The King of Dragons features a simple control system that consists of a single attack button, and a jump button. By pressing both buttons, the character unleashes a magical attack that strikes all enemies in screen (its strength varies according to the character used) at the expense of losing energy. The fighter, cleric and dwarf can also use their shield to block certain attacks by tilting the joystick back right before the impact.

This is one of the many Capcom games to feature the yashichi power-up item (a "boost power-up" icon resembling a shuriken). There are three such power-ups hidden throughout the game, each giving the player an extra continue.

The five playable heroes each have their own traits and fighting skills in the game.
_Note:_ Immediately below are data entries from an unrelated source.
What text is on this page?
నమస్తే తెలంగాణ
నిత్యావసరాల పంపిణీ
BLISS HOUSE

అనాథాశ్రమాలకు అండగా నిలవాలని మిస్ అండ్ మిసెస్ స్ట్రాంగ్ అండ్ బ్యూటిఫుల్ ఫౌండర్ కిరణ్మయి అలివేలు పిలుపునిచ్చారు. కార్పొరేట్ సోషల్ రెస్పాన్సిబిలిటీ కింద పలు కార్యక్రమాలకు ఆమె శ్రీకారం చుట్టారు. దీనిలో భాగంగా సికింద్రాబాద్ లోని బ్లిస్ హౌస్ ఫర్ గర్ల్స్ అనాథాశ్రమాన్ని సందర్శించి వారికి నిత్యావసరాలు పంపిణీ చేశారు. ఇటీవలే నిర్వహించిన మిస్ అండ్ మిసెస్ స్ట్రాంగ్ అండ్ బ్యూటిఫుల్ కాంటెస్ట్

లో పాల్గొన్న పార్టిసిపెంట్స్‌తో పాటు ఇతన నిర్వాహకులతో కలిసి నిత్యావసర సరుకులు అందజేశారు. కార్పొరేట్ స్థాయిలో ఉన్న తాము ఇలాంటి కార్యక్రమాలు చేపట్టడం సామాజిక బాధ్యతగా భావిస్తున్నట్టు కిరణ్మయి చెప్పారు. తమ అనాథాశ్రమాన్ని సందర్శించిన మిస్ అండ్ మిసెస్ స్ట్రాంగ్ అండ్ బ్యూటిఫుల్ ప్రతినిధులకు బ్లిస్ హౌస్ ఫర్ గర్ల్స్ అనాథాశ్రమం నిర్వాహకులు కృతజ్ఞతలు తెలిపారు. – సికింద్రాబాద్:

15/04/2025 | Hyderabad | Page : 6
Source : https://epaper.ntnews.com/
The Fighter is good with melee attacks and defense but lacks magical ability. The Dwarf is able to dodge and block attacks, is the most agile character that has decent melee attacks albeit the shortest range and little magic ability. The Elf has good agility and great range with archery but is not physically strong. The Cleric has great defense, decent magic (with the ability to heal his comrades) and melee attacks but bad agility. The Wizard has poor defense but good magical attacks and quick melee attacks.

==Ports==
A port to the Super NES was published in 1994. It reduces the number of simultaneous players down to two and the characters are smaller. It is also possible to assign the magic attack and shield defense to different buttons.
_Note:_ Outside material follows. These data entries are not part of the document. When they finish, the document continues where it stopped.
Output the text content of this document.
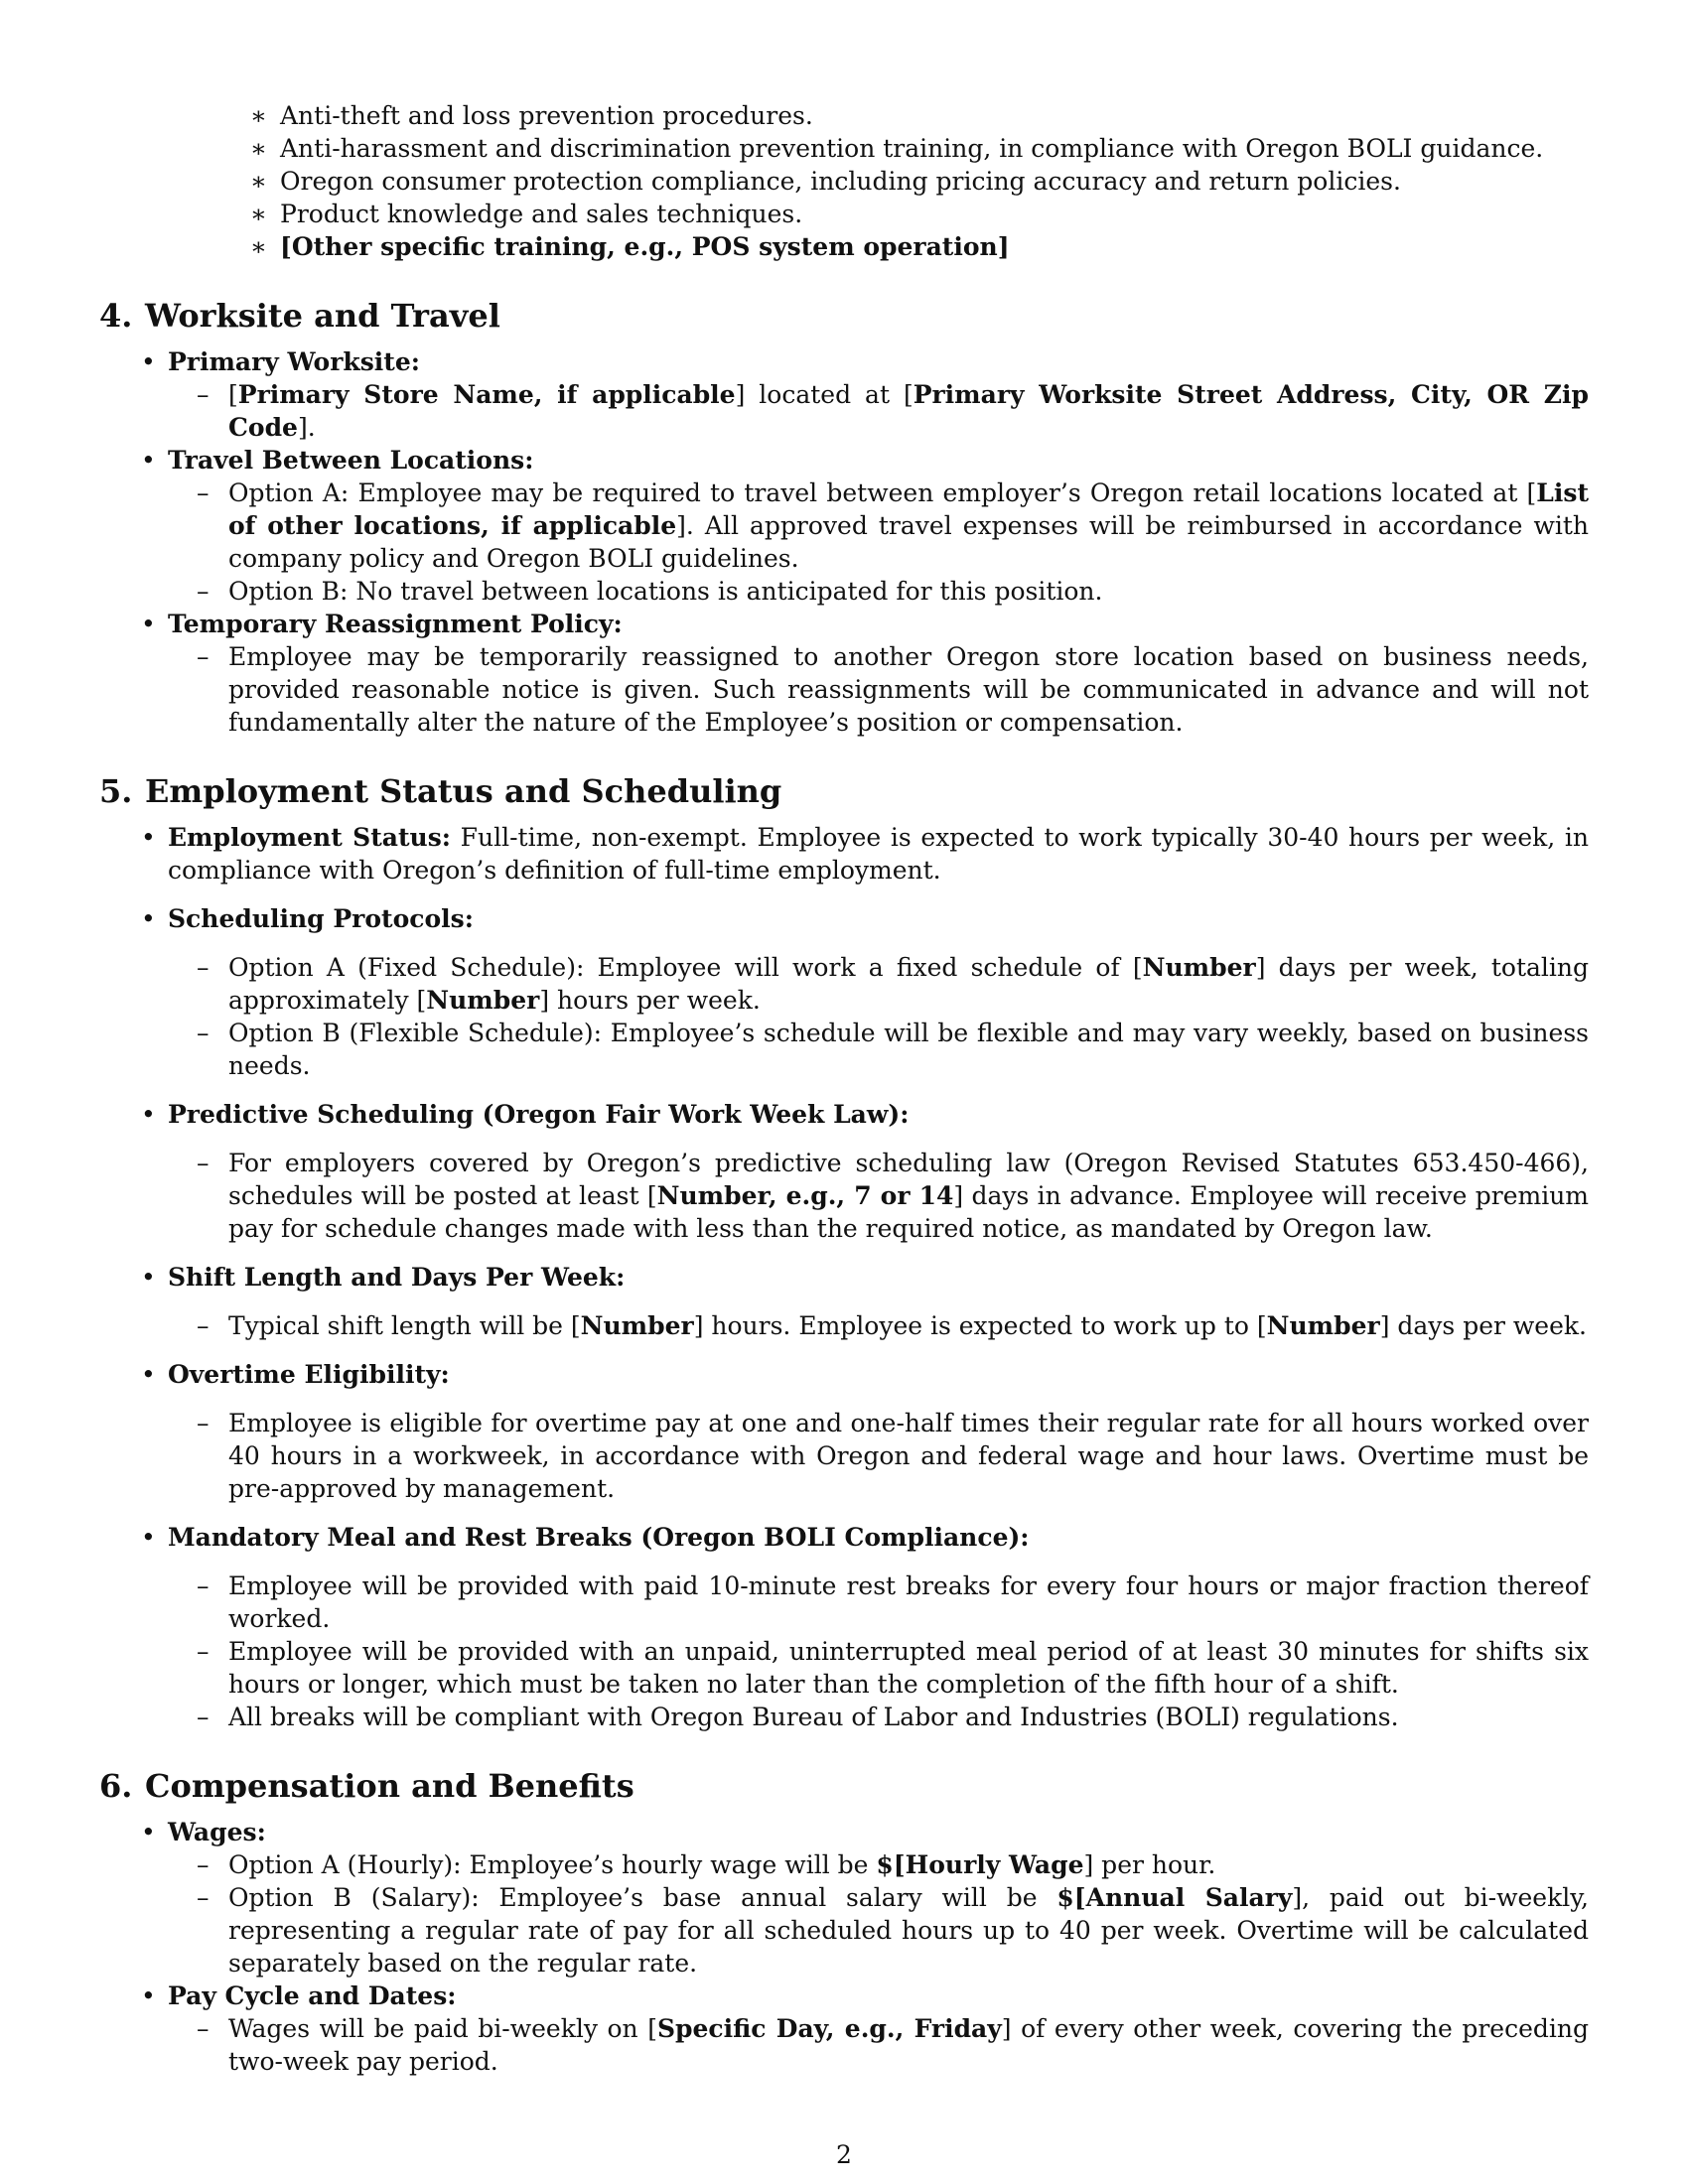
∗ Anti-theft and loss prevention procedures.
∗ Anti-harassment and discrimination prevention training, in compliance with Oregon BOLI guidance.
∗ Oregon consumer protection compliance, including pricing accuracy and return policies.
∗ Product knowledge and sales techniques.
∗ [Other specific training, e.g., POS system operation]
4. Worksite and Travel
• Primary Worksite:
– [Primary Store Name, if applicable] located at [Primary Worksite Street Address, City, OR Zip Code].
• Travel Between Locations:
– Option A: Employee may be required to travel between employer’s Oregon retail locations located at [List of other locations, if applicable]. All approved travel expenses will be reimbursed in accordance with company policy and Oregon BOLI guidelines.
– Option B: No travel between locations is anticipated for this position.
• Temporary Reassignment Policy:
– Employee may be temporarily reassigned to another Oregon store location based on business needs, provided reasonable notice is given. Such reassignments will be communicated in advance and will not fundamentally alter the nature of the Employee’s position or compensation.
5. Employment Status and Scheduling
• Employment Status: Full-time, non-exempt. Employee is expected to work typically 30-40 hours per week, in compliance with Oregon’s definition of full-time employment.
• Scheduling Protocols:
– Option A (Fixed Schedule): Employee will work a fixed schedule of [Number] days per week, totaling approximately [Number] hours per week.
– Option B (Flexible Schedule): Employee’s schedule will be flexible and may vary weekly, based on business needs.
• Predictive Scheduling (Oregon Fair Work Week Law):
– For employers covered by Oregon’s predictive scheduling law (Oregon Revised Statutes 653.450-466), schedules will be posted at least [Number, e.g., 7 or 14] days in advance. Employee will receive premium pay for schedule changes made with less than the required notice, as mandated by Oregon law.
• Shift Length and Days Per Week:
– Typical shift length will be [Number] hours. Employee is expected to work up to [Number] days per week.
• Overtime Eligibility:
– Employee is eligible for overtime pay at one and one-half times their regular rate for all hours worked over 40 hours in a workweek, in accordance with Oregon and federal wage and hour laws. Overtime must be pre-approved by management.
• Mandatory Meal and Rest Breaks (Oregon BOLI Compliance):
– Employee will be provided with paid 10-minute rest breaks for every four hours or major fraction thereof worked.
– Employee will be provided with an unpaid, uninterrupted meal period of at least 30 minutes for shifts six hours or longer, which must be taken no later than the completion of the fifth hour of a shift.
– All breaks will be compliant with Oregon Bureau of Labor and Industries (BOLI) regulations.
6. Compensation and Benefits
• Wages:
– Option A (Hourly): Employee’s hourly wage will be $[Hourly Wage] per hour.
– Option B (Salary): Employee’s base annual salary will be $[Annual Salary], paid out bi-weekly, representing a regular rate of pay for all scheduled hours up to 40 per week. Overtime will be calculated separately based on the regular rate.
• Pay Cycle and Dates:
– Wages will be paid bi-weekly on [Specific Day, e.g., Friday] of every other week, covering the preceding two-week pay period.
2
The arcade version is part of Capcom Classics Collection Vol. 2, released for the PlayStation 2 and Xbox in November 2006, and Capcom Classics Collection: Reloaded for the PlayStation Portable. It is also part of two compilations for PlayStation 4, Xbox One, Nintendo Switch, and Windows: Capcom Beat 'Em Up Bundle (2018) and Capcom Arcade 2nd Stadium (2022).

== Reception ==

In Japan, Game Machine listed The King of Dragons on their October 1, 1991 issue as being the most-popular arcade game for the previous two weeks. The Japanese publication Micom BASIC Magazine ranked the game twenty-fifth in popularity in its November 1991 issue. Game Zones David Wilson thought the fantasy world setting of each level was neat, while Zeros Doris Stokes called it a "a good, nicely addictive" beam 'em up game. In 2023, Time Extension listed it as one of the best beat 'em ups of all time.

Gamest gave The King of Dragons multiple awards at the fifth annual "Gamest Awards", placing 2nd in the "Best Action Award", 9th in the "Best Production Award", 8th in the "Best Graphics Award", and 19th in the "Annual Hit Game". Micom BASIC Magazine also gave the game several awards at the 1991 "Video Game Grand Prize", placing 5th in "Overall Grand Prize", 6th in "Player Division", 3rd in "Best Action", and 9th in "Game Center Department".

Review scores
| Publication | Score |
|---|---|
| Computer and Video Games | (SNES) 77/100 |
| Electronic Gaming Monthly | (SNES) 8/10, 7/10, 7/10, 8/10 |
| Game Informer | (SNES) 5/10 |
| Game Players | (SNES) 57% |
| Hyper | (SNES) 30/100 |
| Official Nintendo Magazine | (SNES) 64/100 |
| Super Play | (SNES) 53% |
| Total! | (SNES) 60% (SNES) 3- |
| Zero | (ARC) 4/5 |
| Electronic Games | (SNES) C+ |
| Game Zone | (ARC) 4/5 |
| Super Gamer | (SNES) 53/100 |
| VideoGames | (SNES) 5/10 |

Awards
| Publication | Award |
|---|---|
| Gamest (1991) | (ARC) Best Action Award 2nd, Best Production Award 9th, Best Graphic Award 8th, Annual Hit Game 19th |
| Micom BASIC Magazine (1991) | (ARC) Overall Grand Prize 5th, Player Division 6th, Best Action 3rd, Game Center Department 9th |

=== Super NES ===

According to Famitsu, The King of Dragons sold 8,979 copies in its first week on the market and 11,544 copies during its lifetime in Japan. The game received a 21.6/30 score in a readers' poll conducted by Super Famicom Magazine. The Super NES version garnered mixed reception from critics.